Most nurses have personal concerns about their vulnerability to AIDS, but the majority are willing to ensure that patients are provided with quality care, according to a Brigham Young University study.
The study, entitled "Nurses Speak Out on AIDS," is an analysis of a survey given to nurses from Utah, Idaho, Nevada and Wyoming, states that are not considered high-risk AIDS areas. The study was presented on campus Thursday at the Fourteenth Annual Nursing Research Conference.While half of the 567 registered nurses surveyed said they had no experience with AIDS patients, only 10 percent said they would quit their job rather than care for the patients.
"There is a great deal of fear, but our regional background says we should go ahead and take care of AIDS patients in spite of the personal or family risks," said Millene Murphy, chair of the nursing research committee.
She said the BYU survey shows that area nurses have much the same concerns as those surveyed nationwide. But there are also some interesting regional aspects to the study.
"The fear model keeps some nurses from caring for AIDS patients, she said. "But we did not find that in our study."
The study also points out that nurses' attitudes are inconsistent with their knowledge, she said. Most respondents are knowledgable and use professional sources of information. But many times they respond to the AIDS diagnosis through avoidance, exaggerated barriers and verbal expression of fears.

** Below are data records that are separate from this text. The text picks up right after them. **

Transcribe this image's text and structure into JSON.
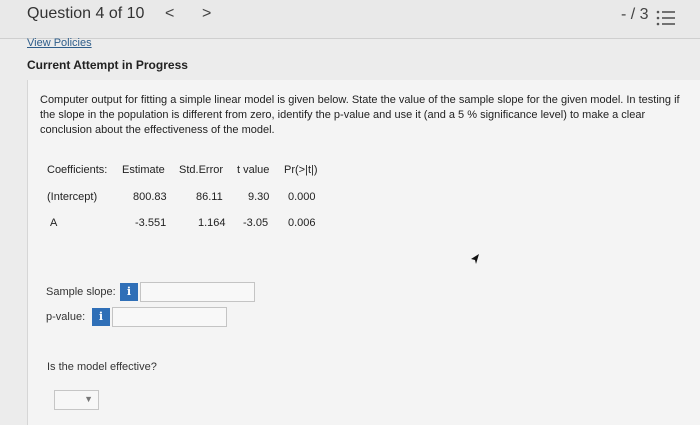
{
  "header": {
    "question_label": "Question 4 of 10",
    "prev_icon": "chevron-left-icon",
    "next_icon": "chevron-right-icon",
    "score": "- / 3",
    "list_icon": "list-icon"
  },
  "policies_link": "View Policies",
  "attempt_title": "Current Attempt in Progress",
  "prompt": "Computer output for fitting a simple linear model is given below. State the value of the sample slope for the given model. In testing if the slope in the population is different from zero, identify the p-value and use it (and a 5 % significance level) to make a clear conclusion about the effectiveness of the model.",
  "table": {
    "headers": [
      "Coefficients:",
      "Estimate",
      "Std.Error",
      "t value",
      "Pr(>|t|)"
    ],
    "rows": [
      [
        "(Intercept)",
        "800.83",
        "86.11",
        "9.30",
        "0.000"
      ],
      [
        "A",
        "-3.551",
        "1.164",
        "-3.05",
        "0.006"
      ]
    ]
  },
  "slope": {
    "label": "Sample slope:",
    "info": "i",
    "value": ""
  },
  "pvalue": {
    "label": "p-value:",
    "info": "i",
    "value": ""
  },
  "effective": {
    "label": "Is the model effective?",
    "selected": ""
  },
  "colors": {
    "info_badge": "#2f6fb7",
    "link": "#2e5d8a"
  }
}
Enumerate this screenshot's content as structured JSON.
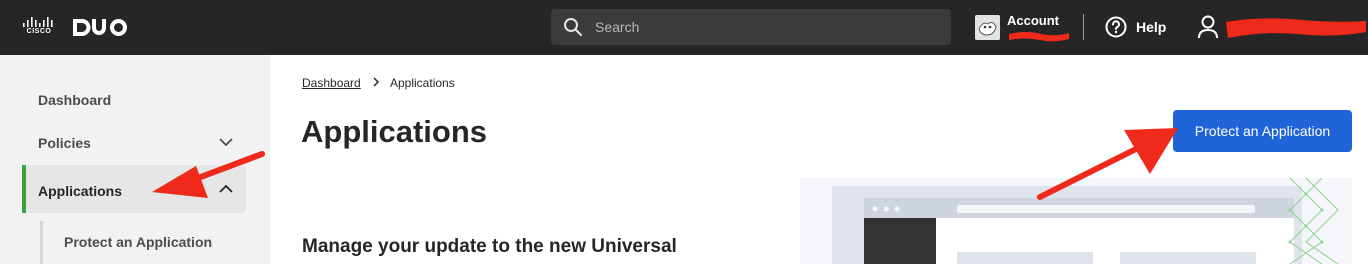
{
  "topbar": {
    "brand_cisco": "CISCO",
    "search_placeholder": "Search",
    "account_label": "Account",
    "help_label": "Help"
  },
  "sidebar": {
    "items": [
      {
        "label": "Dashboard"
      },
      {
        "label": "Policies"
      },
      {
        "label": "Applications"
      }
    ],
    "subitems": [
      {
        "label": "Protect an Application"
      }
    ]
  },
  "breadcrumb": {
    "home": "Dashboard",
    "current": "Applications"
  },
  "main": {
    "title": "Applications",
    "protect_button_label": "Protect an Application",
    "section_heading": "Manage your update to the new Universal"
  },
  "colors": {
    "topbar_bg": "#262626",
    "primary_button": "#1f64d9",
    "active_indicator": "#3aa43a",
    "annotation_arrow": "#ef2a1b"
  }
}
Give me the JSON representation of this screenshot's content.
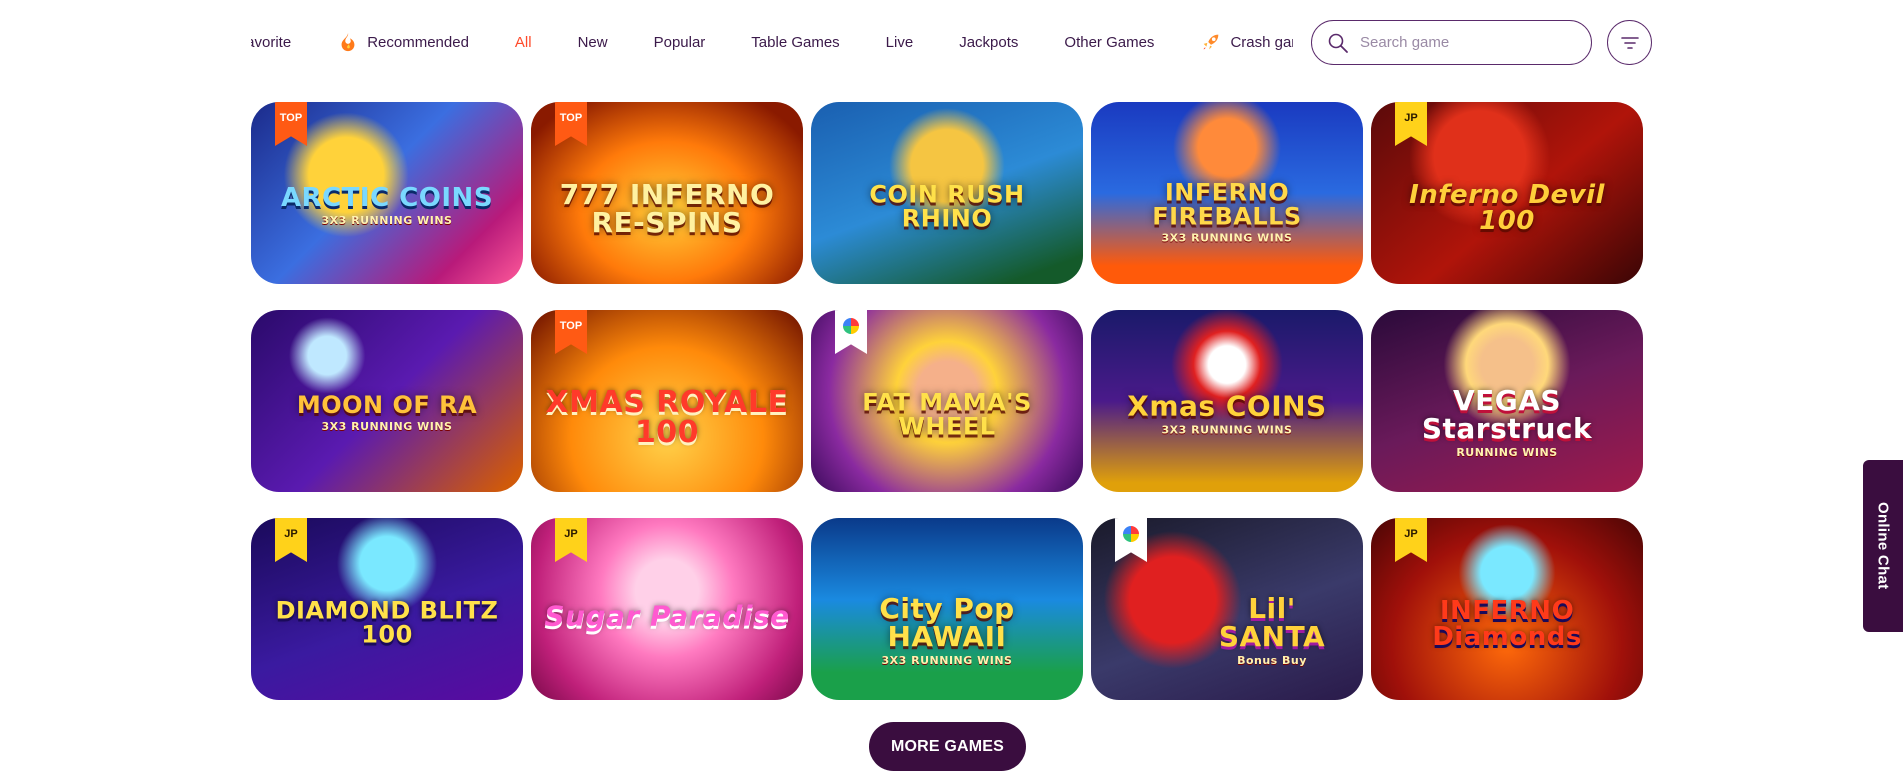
{
  "categories": {
    "items": [
      {
        "label": "Favorite",
        "active": false,
        "icon": null
      },
      {
        "label": "Recommended",
        "active": false,
        "icon": "flame-icon"
      },
      {
        "label": "All",
        "active": true,
        "icon": null
      },
      {
        "label": "New",
        "active": false,
        "icon": null
      },
      {
        "label": "Popular",
        "active": false,
        "icon": null
      },
      {
        "label": "Table Games",
        "active": false,
        "icon": null
      },
      {
        "label": "Live",
        "active": false,
        "icon": null
      },
      {
        "label": "Jackpots",
        "active": false,
        "icon": null
      },
      {
        "label": "Other Games",
        "active": false,
        "icon": null
      },
      {
        "label": "Crash games",
        "active": false,
        "icon": "rocket-icon"
      }
    ],
    "active_color": "#ff4a2a"
  },
  "search": {
    "placeholder": "Search game"
  },
  "games": [
    {
      "name": "ARCTIC COINS",
      "sub": "3X3 RUNNING WINS",
      "badge": "TOP"
    },
    {
      "name": "777 INFERNO RE-SPINS",
      "sub": "",
      "badge": "TOP"
    },
    {
      "name": "COIN RUSH RHINO",
      "sub": "",
      "badge": ""
    },
    {
      "name": "INFERNO FIREBALLS",
      "sub": "3X3 RUNNING WINS",
      "badge": ""
    },
    {
      "name": "Inferno Devil 100",
      "sub": "",
      "badge": "JP"
    },
    {
      "name": "MOON OF RA",
      "sub": "3X3 RUNNING WINS",
      "badge": ""
    },
    {
      "name": "XMAS ROYALE 100",
      "sub": "",
      "badge": "TOP"
    },
    {
      "name": "FAT MAMA'S WHEEL",
      "sub": "",
      "badge": "PROVIDER"
    },
    {
      "name": "Xmas COINS",
      "sub": "3X3 RUNNING WINS",
      "badge": ""
    },
    {
      "name": "VEGAS Starstruck",
      "sub": "RUNNING WINS",
      "badge": ""
    },
    {
      "name": "DIAMOND BLITZ 100",
      "sub": "",
      "badge": "JP"
    },
    {
      "name": "Sugar Paradise",
      "sub": "",
      "badge": "JP"
    },
    {
      "name": "City Pop HAWAII",
      "sub": "3X3 RUNNING WINS",
      "badge": ""
    },
    {
      "name": "Lil' SANTA",
      "sub": "Bonus Buy",
      "badge": "PROVIDER"
    },
    {
      "name": "INFERNO Diamonds",
      "sub": "",
      "badge": "JP"
    }
  ],
  "more_button": {
    "label": "MORE GAMES"
  },
  "chat": {
    "label": "Online Chat"
  }
}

Of those surveyed, 28 percent felt that AIDS patients should be isolated from the general public, which was less than national study statistics. Sixty-three percent felt more sympathy for AIDS patients that are not homosexuals and 36 percent felt people with AIDS were responsible for their own illness.
At the same time 17 percent said they would do mouth-to-mouth resuscitation on an AIDS victim even if there were no protection devices available.
As for sex education, 99 percent said adolescents should be educated with factual information about AIDS including routes of transmission.
Murphy said this interested BYU researchers because in the survey area many schools are not giving out AIDS information. Ninety-two percent felt that abstinence from sexual intercourse should be the first method of prevention taught to adolescents, but 60 percent say teaching "safe sex" is the better alternative.
Most nurses say they protect themselves from AIDS by hand washing or by avoiding direct contact with blood, saliva and semen. Seventy percent said they wear gloves anytime body fluids are handled.